If you were terminally ill or suffered an injury likely to cause death would you prefer that heroic measures be taken to keep you alive, or would you prefer that your family sign a "do not resuscitate" order?

When you die, what do you wish done with your remains?  Do you wish to be an organ donor? Or to donate your body for research or for use as a medical teaching cadaver?  If you are not donating your body, do you wish to be cremated or buried?

Do you have specific wishes regarding a funeral or memorial service? Have you arranged pre-payment for your funeral expenses or set money aside for that purpose?

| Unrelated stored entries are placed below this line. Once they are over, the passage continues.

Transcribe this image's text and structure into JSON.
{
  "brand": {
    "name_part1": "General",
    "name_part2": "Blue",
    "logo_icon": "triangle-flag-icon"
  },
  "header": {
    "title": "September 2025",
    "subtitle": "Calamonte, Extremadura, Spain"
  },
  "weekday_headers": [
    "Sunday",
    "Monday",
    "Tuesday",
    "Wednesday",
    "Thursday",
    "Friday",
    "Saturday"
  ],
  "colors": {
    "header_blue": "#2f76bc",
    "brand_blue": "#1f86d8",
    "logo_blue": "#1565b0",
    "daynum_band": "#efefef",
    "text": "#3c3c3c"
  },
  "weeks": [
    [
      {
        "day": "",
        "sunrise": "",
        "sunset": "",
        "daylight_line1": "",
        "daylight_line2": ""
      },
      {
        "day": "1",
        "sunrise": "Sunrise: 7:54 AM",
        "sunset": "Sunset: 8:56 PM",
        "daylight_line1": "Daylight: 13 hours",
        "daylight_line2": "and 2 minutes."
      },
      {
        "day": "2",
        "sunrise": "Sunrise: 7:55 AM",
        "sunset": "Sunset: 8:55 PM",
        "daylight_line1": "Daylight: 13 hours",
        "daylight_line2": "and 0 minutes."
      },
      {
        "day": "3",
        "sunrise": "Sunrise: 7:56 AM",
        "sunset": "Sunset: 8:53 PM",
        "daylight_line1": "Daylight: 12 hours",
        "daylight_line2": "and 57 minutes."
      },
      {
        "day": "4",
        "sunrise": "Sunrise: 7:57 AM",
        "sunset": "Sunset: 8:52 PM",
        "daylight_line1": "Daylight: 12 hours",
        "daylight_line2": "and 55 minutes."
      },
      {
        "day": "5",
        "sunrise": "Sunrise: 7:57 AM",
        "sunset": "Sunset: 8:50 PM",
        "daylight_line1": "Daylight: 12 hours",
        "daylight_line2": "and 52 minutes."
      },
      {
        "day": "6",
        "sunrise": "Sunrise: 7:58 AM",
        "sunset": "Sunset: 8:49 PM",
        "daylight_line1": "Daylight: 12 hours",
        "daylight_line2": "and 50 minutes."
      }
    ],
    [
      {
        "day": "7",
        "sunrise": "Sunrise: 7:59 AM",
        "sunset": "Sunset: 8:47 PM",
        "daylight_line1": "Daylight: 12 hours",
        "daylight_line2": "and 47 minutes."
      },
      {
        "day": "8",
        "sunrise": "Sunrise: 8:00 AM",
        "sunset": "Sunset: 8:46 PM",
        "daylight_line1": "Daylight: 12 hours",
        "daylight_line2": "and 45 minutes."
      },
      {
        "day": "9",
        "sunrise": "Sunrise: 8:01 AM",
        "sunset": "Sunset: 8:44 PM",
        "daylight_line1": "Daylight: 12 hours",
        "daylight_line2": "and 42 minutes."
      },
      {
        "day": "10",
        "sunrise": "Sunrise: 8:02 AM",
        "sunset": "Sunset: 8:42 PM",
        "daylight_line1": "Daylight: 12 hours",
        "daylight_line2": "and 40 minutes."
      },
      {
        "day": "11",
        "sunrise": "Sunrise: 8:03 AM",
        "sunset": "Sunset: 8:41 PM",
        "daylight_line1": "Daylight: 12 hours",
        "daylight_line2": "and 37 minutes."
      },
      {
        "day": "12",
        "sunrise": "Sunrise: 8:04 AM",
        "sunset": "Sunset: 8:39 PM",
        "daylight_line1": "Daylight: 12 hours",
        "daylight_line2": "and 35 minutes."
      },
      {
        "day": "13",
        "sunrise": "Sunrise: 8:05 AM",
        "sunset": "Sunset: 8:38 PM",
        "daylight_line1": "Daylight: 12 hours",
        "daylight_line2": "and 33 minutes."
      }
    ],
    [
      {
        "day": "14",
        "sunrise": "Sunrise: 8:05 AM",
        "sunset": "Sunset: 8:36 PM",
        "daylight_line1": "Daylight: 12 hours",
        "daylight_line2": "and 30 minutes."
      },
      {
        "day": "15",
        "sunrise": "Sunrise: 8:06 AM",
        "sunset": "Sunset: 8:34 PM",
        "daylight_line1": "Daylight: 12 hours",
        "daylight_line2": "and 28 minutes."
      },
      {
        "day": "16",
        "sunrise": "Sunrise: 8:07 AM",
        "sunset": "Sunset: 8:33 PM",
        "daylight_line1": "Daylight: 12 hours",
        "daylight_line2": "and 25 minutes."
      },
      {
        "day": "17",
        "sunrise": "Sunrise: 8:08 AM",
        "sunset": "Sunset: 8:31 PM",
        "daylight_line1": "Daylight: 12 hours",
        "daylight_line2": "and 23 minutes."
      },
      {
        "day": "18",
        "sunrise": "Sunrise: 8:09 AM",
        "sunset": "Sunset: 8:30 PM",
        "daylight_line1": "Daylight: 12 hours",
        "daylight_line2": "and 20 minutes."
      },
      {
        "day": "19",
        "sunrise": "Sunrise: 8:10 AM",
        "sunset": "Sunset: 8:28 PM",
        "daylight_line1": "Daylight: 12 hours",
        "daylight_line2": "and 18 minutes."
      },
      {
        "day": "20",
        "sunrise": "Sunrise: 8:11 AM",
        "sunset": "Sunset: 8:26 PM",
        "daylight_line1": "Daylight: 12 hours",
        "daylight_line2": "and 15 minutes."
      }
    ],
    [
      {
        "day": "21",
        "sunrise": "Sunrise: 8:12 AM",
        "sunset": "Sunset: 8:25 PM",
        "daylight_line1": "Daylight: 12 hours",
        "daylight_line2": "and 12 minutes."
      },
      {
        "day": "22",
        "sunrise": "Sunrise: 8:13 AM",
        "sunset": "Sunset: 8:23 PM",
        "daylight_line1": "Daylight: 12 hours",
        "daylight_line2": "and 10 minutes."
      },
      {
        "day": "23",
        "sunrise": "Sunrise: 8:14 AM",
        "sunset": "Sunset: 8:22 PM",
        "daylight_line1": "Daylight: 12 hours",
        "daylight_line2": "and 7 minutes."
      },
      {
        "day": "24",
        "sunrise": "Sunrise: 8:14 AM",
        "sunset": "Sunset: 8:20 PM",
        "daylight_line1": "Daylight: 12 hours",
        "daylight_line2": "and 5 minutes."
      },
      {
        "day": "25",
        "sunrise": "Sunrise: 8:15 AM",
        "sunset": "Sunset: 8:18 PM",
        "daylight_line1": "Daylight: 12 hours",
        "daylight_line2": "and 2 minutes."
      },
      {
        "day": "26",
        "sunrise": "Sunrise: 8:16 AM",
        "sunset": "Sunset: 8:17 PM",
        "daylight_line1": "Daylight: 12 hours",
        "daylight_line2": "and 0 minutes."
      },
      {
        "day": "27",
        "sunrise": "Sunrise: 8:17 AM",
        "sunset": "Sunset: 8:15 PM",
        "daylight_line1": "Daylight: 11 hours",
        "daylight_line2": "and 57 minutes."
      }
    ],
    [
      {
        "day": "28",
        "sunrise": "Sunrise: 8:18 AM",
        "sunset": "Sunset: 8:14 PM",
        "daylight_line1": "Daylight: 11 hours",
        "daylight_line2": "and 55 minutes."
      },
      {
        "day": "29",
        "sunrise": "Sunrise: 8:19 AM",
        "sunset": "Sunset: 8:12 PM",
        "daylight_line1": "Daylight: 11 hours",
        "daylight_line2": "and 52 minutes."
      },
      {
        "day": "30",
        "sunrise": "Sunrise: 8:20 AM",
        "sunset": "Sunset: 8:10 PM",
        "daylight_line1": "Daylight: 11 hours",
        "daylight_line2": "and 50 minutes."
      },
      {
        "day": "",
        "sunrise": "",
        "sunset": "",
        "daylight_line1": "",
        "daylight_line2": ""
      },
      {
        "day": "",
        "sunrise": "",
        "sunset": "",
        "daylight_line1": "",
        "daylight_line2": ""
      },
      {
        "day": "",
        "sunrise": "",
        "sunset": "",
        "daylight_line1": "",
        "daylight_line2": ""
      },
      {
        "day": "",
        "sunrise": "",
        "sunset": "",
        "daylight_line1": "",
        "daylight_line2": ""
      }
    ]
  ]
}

Once you've had your discussion, put your wishes in writing.  Laws vary and your instructions may not be legally binding but most families feel morally obligated to honour their loved one's wishes regarding these matters.

Make a will.  

If probate registry is available in your area, register the location of your will so others will be able to find it.  Let your family know that you've made a will and tell them where it is stored.

Make a list.

List your bank accounts, debts, and computer passwords.  Store the list with your will.  Update it regularly.  Let your executor and the person who holds your power of attorney know it's there.

It's a lot to do, I know, and thinking about this stuff is not something any of us enjoy.  You'll be grateful for it, though, if you find yourself ill or injured.  Times like that are always stressful, and having these things in place will help to ease the stress for your loved ones.  

Make yourself and your family proud.  Look to the future with optimistic eyes, but plan for the worst so the tools are there if you need them. The time may come when you'll be very glad you did.